After its initial lightning raid over the city, the air force had been absent for a day. Enough orthopters had remained to defend the artillery from Mynan reprisals, as two costly air skirmishes had shown, but the Spearflights had not been seen in the sky since that first sortie. Edmon and the other pilots had been trying to cobble together whatever new fliers they could, co-opting and arming civilian machines and repairing anything that could be dragged largely intact from the ruin of the Mynan airfields and hangars. That the Empire would still possess resounding air superiority was a grim truth nobody wanted to talk about.

The Empire’s actual army, the fighting men who had previously formed the first wave of offence in any Imperial attack, had sat out beyond the hills, far out of range of the Mynan artillery, whilst its greatshotters had inexorably chewed away at the wall. The Wasp assault had so far killed over a thousand Mynans and a handful of Imperial pilots. The Mynan soldiers had milled and gone to the walls and been driven back, and talked endlessly of sorties and counter-attacks, and their Maynesh Ant-kinden allies had very nearly taken to the field alone, unable to countenance simply sitting under the shadow of the Wasp artillery without any recourse at all. Still, the column from Szar was expected to arrive any day to bolster the city’s numbers, and that was anticipated to trigger some manner of reversal in their situation.

Today, though, the remnants of the Szaren relief column had finally arrived, and with it an understanding of where the balance of the Imperial air force had been engaged. Caught in the open, in close formation, the Bee-kinden had been perfect targets for the Spearflights in an attack that nobody had even contemplated a few days ago. Flying machines fought flying machines; that had been the rule. Aside from dropping grenades, usually by hand, their effectiveness on the ground was strictly limited. It had been every tactician’s understanding that only airships could carry a load sufficient to make a serious impact on the ground, and so the strategic effectiveness of orthopters was limited to how well they could attack or defend such slow-moving, vulnerable targets. Surely that was what the fight for Solarno had taught?

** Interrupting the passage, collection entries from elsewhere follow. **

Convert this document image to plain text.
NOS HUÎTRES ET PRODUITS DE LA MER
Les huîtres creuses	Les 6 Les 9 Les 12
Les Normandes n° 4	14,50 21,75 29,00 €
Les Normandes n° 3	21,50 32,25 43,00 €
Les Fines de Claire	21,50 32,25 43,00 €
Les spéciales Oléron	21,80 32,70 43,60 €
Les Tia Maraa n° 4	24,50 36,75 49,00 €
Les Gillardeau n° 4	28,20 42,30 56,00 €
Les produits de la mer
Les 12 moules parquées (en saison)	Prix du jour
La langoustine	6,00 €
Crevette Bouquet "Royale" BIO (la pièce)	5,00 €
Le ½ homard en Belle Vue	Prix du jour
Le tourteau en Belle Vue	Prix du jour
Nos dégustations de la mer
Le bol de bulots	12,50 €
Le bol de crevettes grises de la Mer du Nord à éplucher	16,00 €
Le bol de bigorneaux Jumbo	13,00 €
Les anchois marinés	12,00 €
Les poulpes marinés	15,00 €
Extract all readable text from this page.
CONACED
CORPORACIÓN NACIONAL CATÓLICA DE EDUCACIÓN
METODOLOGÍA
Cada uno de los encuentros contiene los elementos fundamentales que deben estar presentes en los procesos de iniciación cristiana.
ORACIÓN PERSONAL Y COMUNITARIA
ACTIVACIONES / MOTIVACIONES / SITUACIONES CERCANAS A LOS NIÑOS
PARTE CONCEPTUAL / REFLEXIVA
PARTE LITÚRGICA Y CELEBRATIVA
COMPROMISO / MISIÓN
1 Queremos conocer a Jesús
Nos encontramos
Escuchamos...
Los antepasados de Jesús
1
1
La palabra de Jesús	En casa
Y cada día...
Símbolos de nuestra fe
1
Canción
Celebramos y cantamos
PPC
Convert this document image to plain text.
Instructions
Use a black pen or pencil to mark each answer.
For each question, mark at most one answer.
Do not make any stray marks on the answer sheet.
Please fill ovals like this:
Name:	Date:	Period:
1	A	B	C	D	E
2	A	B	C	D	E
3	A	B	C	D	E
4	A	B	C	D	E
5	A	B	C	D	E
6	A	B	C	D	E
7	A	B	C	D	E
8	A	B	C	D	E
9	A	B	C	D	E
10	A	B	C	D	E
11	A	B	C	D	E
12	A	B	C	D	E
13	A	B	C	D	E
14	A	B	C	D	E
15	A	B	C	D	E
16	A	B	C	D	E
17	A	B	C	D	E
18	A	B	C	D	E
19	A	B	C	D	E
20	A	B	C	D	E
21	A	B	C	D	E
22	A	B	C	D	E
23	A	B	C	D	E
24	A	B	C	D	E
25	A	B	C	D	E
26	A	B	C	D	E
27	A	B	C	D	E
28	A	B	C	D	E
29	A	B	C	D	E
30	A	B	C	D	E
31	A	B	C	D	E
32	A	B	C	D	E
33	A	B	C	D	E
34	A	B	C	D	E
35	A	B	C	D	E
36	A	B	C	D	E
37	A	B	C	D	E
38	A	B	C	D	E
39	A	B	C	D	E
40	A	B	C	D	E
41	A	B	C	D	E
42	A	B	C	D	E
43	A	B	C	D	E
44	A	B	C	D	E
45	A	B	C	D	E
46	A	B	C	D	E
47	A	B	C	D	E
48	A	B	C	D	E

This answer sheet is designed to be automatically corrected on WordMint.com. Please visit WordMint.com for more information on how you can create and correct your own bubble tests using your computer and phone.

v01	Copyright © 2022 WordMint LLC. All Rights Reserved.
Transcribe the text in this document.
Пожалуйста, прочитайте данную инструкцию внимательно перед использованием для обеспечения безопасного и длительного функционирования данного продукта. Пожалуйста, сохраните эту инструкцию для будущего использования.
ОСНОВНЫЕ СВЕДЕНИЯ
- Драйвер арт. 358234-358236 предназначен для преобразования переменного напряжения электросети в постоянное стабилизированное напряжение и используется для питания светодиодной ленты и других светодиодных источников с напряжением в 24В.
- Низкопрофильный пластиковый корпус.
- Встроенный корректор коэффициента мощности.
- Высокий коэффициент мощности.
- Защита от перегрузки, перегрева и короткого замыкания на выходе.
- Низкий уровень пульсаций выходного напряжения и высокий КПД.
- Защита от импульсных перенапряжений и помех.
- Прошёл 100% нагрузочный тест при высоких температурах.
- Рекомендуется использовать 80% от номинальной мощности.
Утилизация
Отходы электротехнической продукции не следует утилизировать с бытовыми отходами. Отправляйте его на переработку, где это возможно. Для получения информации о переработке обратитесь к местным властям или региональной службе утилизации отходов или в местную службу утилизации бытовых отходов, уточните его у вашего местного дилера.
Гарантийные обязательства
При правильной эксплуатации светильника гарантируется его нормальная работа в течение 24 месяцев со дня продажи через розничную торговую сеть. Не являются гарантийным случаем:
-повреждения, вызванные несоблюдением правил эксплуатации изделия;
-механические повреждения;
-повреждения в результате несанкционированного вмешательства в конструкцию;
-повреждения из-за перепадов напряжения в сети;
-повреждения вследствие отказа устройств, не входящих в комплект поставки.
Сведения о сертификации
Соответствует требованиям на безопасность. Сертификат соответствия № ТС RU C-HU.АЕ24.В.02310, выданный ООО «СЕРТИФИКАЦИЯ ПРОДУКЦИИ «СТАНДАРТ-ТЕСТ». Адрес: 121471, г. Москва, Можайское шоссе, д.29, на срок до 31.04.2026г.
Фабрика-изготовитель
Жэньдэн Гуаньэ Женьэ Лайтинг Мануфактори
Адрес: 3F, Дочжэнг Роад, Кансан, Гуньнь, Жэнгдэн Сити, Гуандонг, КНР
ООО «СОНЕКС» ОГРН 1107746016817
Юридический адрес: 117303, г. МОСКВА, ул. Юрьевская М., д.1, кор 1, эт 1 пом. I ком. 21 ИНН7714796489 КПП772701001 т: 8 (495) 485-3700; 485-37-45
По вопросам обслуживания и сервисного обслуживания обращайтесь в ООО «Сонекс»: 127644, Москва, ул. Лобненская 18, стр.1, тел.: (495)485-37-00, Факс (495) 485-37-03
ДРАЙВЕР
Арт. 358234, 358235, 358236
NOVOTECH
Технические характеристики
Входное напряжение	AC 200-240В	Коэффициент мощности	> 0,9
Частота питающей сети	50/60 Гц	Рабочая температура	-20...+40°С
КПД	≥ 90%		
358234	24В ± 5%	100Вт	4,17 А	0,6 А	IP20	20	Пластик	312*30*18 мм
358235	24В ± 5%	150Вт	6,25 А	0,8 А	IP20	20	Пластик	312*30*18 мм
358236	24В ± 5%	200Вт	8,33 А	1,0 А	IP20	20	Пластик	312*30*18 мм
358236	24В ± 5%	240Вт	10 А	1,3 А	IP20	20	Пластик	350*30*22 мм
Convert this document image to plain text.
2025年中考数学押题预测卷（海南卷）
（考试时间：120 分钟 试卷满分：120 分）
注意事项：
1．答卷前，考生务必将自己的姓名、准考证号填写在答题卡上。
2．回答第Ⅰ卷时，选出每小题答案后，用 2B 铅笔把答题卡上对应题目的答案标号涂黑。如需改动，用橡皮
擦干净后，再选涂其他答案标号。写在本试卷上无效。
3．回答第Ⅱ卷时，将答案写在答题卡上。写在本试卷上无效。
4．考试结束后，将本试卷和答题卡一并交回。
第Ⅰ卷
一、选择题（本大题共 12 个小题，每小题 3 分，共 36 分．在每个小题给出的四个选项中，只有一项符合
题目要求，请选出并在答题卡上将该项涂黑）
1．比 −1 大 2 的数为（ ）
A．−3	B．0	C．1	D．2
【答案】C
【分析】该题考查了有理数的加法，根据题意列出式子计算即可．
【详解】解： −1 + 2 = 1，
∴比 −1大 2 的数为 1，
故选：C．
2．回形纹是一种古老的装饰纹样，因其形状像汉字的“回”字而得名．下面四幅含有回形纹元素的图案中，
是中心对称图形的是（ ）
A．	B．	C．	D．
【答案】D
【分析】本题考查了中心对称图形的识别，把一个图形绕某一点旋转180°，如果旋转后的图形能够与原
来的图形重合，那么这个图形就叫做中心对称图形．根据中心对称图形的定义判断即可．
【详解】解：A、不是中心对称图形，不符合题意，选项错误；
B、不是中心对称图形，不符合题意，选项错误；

Apparently it had taught the Wasps more than their enemies. From destroying half the Mynan air force — such as it was — on the ground, the Wasps had gone on to locate and ruthlessly attack the Szaren infantry, who had no way of fighting back. Indeed, after the first pass of the orthopters, the Szaren response had been to pull in tighter for mutual defence, giving the Spearflights all the more attractive a target.